Creating household or family characteristic measures

NAPP includes several variables that summarize the number of people within a household who have a particular characteristic, such as being a father or mother, or being a servant.

Because the number of variables of this type is limited only by users' imagination, and our files are already very large, we have opted not to create other variables that count characteristics of individuals within a household or family unit. This page contains instructions on how to create your own variables summarizing the number of people within a household or family unit who have a characteristic of interest. This guide assumes you have read and understood the Introduction to Family Interrelationship Variables. Please note that these instructions will also work for IPUMS datasets.
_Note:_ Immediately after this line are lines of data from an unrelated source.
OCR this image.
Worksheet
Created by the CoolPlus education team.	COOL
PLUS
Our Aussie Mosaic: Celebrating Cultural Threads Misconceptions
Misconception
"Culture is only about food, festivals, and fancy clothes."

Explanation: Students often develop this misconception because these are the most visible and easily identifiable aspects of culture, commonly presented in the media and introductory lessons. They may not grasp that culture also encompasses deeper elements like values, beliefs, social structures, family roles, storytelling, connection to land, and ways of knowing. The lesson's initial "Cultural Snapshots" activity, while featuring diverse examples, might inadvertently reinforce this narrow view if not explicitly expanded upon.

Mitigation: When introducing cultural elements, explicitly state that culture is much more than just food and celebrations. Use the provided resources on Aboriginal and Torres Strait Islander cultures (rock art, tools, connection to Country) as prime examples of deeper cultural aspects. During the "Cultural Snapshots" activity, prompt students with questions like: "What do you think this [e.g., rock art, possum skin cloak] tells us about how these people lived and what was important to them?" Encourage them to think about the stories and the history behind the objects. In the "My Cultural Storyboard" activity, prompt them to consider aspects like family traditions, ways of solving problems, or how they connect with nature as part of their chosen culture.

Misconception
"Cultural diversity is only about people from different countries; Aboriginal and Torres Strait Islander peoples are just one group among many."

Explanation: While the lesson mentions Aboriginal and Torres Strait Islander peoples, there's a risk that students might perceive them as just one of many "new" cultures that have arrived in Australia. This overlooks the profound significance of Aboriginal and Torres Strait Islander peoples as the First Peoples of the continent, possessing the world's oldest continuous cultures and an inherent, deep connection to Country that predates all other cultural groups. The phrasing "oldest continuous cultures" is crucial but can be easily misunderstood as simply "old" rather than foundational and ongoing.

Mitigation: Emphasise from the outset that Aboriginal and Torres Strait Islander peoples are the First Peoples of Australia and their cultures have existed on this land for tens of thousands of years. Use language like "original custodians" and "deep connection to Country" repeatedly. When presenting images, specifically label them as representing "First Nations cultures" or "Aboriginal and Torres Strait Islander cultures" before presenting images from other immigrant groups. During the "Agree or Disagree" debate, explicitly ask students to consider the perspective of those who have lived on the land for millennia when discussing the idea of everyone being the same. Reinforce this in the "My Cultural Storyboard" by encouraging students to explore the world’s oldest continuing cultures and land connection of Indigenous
Identifying households and families

Within a single dataset individuals living in the same household are identified by a SERIAL number. Family units—identified by FAMUNIT— are nested within households, though in many cases there will only be one family living in the household, making FAMUNIT 1 for all individuals within the household.

If you are using one dataset only, you can identify households using SERIAL only. If you are using more than one dataset, you must identify the datasets with the variable SAMPLE to uniquely identify each sample (country, year, and dataset).
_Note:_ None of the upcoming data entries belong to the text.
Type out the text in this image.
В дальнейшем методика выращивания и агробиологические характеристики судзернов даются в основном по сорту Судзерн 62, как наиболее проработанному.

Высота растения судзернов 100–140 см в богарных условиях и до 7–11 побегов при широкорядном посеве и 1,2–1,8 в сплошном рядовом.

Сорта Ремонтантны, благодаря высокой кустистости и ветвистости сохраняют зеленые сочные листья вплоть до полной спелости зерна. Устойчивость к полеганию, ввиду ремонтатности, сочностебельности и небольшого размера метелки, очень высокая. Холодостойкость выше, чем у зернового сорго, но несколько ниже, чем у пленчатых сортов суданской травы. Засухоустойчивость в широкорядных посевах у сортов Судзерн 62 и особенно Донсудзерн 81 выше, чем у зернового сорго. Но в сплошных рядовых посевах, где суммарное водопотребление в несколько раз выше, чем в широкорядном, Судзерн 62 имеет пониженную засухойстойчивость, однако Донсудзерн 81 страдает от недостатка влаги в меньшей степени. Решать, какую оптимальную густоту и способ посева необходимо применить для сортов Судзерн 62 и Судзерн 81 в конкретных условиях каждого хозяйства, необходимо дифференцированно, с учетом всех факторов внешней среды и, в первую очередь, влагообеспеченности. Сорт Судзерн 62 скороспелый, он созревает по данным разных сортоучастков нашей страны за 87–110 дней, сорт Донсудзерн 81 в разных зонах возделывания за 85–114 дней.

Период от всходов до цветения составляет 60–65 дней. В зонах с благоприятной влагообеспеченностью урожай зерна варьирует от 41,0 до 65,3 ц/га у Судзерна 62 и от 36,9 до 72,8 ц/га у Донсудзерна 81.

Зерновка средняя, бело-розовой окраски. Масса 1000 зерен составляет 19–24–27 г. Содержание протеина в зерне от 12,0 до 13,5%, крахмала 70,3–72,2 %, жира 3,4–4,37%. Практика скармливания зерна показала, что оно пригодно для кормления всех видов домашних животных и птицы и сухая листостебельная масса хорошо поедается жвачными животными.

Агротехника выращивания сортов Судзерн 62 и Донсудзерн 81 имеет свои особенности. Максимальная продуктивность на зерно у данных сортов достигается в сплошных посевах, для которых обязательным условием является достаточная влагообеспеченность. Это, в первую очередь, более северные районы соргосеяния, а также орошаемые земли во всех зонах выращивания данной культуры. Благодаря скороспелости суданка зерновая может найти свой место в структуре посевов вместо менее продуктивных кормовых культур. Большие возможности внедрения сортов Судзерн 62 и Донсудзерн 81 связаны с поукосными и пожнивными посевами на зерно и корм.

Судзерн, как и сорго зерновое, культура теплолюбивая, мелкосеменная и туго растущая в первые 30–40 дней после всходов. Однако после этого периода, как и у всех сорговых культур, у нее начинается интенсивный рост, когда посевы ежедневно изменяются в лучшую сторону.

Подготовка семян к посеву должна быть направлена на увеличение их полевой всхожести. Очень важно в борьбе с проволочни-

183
Note that if you are using United States data, households sampled as large units will not contain records for all persons in the household. Counts of characteristics will not be accurate for these households. You can identify these households using GQTYPE. The complete count NAPP censuses contain all people in group quarters, making this restriction unnecessary.

To summarize, a household is uniquely identified by the combination of SAMPLE and SERIAL. A family unit is identified by the combination of SAMPLE, SERIAL, and FAMUNIT.
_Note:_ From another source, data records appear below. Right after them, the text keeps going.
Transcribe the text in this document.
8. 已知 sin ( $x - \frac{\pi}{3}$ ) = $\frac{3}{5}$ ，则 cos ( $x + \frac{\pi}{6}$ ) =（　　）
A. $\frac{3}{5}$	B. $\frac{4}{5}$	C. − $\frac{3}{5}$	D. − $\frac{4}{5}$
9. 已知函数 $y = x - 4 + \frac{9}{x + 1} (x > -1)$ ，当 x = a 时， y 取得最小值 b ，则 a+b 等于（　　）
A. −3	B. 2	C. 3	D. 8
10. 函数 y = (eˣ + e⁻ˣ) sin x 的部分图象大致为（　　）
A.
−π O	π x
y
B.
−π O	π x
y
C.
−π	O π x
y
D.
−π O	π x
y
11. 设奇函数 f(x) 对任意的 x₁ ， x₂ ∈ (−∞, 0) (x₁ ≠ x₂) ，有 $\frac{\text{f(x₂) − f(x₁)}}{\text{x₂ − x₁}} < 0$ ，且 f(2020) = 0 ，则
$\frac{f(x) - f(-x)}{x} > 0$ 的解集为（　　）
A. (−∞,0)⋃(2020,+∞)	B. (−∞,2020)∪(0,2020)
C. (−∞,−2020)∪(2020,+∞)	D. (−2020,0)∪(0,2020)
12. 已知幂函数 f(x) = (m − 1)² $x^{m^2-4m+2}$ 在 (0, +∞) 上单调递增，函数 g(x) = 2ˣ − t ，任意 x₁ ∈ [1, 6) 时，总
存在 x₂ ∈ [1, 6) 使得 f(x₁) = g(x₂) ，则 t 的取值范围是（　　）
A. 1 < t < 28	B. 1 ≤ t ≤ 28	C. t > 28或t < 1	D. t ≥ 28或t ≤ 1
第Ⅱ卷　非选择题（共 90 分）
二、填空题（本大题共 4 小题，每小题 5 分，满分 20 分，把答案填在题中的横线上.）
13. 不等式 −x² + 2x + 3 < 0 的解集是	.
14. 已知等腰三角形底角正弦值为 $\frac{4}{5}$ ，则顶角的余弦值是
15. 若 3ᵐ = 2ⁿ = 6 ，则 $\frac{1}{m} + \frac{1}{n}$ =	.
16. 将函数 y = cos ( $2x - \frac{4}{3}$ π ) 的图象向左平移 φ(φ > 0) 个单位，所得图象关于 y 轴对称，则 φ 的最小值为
Overview of creating household or family unit counts

To create counts of characteristics within households or families you will need to:

  1. Create an indicator/binary/dummy variable for each individual, identifying whether they have the characteristic you are interested in.
  2. Depending on your statistical package, sort your data so that people in the same household or family are grouped together. Within a household sort individuals by PERNUM
  3. Sum the indicator variable across the unique combinations of SAMPLE, SERIAL, [and FAMUNIT].

Stata code for creating household or family counts

gen byte <your-new-indicator-variable> = <variable-of-interest>==<value-of-interest> <if> <in>

quietly replace <indicator-variable> = 0 if <indicator-variable> == .

egen <household-sum> = total(<indicator-variable>), by(country year datanum serial famunit)

label variable <household-sum> "Number of people in household/family who have <variable-of-interest>==<value-of-interest>"

Example: Number of farm laborers in a household

gen byte isfarmlab=occ==62110

egen num_farmlabs_in_hh = total(isfarmlab), by(country year serial)

label variable num_farmlabs_in_hh = "Number of farm laborers (OCC=62110) in household"

SAS code for creating household or family counts

Example: Number of farm laborers in a household

DATA <your-data-set> ;
LENGTH isfarmlab 3 ;
SET <your-data-set> ;
IF occ=62110 THEN isfarmlab=1 ;
ELSE isfarmlab=0 ;
RUN ;

PROC SQL ;
CREATE TABLE temp
AS SELECT country, year, datanum, serial, SUM(isfarmlab) AS num_farmlabs_in_hh
FROM <your-data-set>
GROUP BY country, year, datanum, serial
;

CREATE TABLE <your-augmented-data-set>
AS SELECT a.*, b.num_farmlabs_in_hh
FROM <your-data-set> AS a, temp AS b
ON a.country=b.country AND a.year=b.year AND a.datanum=b.datanum AND a.SERIAL=b.SERIAL
;
QUIT ;

Note to SPSS users

SPSS users should follow the logic of the SAS and Stata code above. Create an indicator variable for each individual, and then use the AGGREGATE command across the variables identifying households.